To: Mike McFarland who wrote (3088)5/27/1999 7:55:00 PM
From: Bob Swift  Read Replies (1) | Respond to of 10280
 
Mike,
The key here is whether consumers are going to pay up on improvement or not if the original drug is good enough to get by. The blockbuster are those ICE that replaces parents that have demonstrated (even if rare) serious side effect. The problem with assuming ICE will take over the higher end of the market is that no one really know if that will pan out and people overreacted by assuming it is a total loss when some doubt surfaces.
My worst case suggest even if SEPR only takes the lower end of the market, it is more than justify the current price.

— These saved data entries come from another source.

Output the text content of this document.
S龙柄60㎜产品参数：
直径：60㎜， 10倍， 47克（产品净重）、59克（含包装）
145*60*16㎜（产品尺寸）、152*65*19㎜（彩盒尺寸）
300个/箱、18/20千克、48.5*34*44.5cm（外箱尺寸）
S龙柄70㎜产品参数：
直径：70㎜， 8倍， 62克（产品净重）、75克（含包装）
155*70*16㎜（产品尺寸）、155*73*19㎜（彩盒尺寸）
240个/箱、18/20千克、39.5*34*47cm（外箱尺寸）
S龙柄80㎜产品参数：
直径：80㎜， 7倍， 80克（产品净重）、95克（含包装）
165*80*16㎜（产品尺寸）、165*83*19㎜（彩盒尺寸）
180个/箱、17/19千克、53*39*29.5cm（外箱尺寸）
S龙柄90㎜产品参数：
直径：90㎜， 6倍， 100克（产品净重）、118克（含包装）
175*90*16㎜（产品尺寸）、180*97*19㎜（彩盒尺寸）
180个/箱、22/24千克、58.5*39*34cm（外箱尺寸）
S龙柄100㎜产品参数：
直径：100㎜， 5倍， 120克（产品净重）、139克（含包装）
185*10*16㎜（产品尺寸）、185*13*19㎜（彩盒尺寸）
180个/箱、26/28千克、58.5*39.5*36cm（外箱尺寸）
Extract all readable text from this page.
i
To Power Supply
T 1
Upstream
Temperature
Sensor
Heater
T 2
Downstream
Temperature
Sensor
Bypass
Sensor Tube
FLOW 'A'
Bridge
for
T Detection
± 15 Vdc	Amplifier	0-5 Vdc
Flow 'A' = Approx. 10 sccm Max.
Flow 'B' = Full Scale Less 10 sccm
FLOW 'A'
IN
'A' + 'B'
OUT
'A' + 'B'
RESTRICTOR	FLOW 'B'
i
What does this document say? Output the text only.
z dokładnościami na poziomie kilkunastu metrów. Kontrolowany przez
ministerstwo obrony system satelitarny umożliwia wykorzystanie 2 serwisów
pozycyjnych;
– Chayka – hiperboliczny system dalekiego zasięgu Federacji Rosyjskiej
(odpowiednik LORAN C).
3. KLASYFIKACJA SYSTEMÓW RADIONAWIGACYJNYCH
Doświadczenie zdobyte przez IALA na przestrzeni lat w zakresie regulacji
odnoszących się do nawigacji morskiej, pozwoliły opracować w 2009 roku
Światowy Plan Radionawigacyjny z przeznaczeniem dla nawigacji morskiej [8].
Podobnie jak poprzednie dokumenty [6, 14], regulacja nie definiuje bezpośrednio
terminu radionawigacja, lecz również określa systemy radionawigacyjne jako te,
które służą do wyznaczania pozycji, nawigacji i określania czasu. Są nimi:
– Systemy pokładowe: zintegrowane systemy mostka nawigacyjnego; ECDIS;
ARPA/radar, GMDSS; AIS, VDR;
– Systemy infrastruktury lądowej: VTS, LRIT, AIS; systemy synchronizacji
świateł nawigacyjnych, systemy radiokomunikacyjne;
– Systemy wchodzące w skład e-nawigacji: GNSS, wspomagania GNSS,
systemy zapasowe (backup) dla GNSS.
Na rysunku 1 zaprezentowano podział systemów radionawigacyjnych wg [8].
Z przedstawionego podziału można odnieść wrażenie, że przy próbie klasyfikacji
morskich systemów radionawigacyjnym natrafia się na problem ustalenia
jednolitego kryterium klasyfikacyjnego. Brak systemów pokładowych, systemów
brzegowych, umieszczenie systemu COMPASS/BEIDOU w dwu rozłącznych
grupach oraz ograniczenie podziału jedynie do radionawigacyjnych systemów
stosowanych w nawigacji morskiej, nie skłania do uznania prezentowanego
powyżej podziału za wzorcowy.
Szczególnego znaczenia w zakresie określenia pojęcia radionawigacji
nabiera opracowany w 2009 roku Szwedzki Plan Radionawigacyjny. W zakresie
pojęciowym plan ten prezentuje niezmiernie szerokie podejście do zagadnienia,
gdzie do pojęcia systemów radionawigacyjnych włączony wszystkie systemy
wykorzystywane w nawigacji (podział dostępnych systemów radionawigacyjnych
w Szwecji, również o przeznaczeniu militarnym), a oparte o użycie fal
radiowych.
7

To: Mike McFarland who wrote (3088)5/27/1999 8:00:00 PM
From: David Howe  Respond to of 10280
 
<< I'm sure this has been answered before, but
I'm not going to go dig for it: Royalties
end when the parent drug goes off patent--
is that just arbitrary--why would generic
drugs replace SEPR's imroved version? >>

Royalties don't end when the parent drug patent expires. They continue as long as the ICE is sold.

Generics won't replace the ICE. Generics of the ICE can't be sold until the ICE patent expires (try 2012 as an example). Generics of the parent drug can only be sold once the parent's patent expires. At that point we will possibly see generics of the old drug competing against the new improved drug.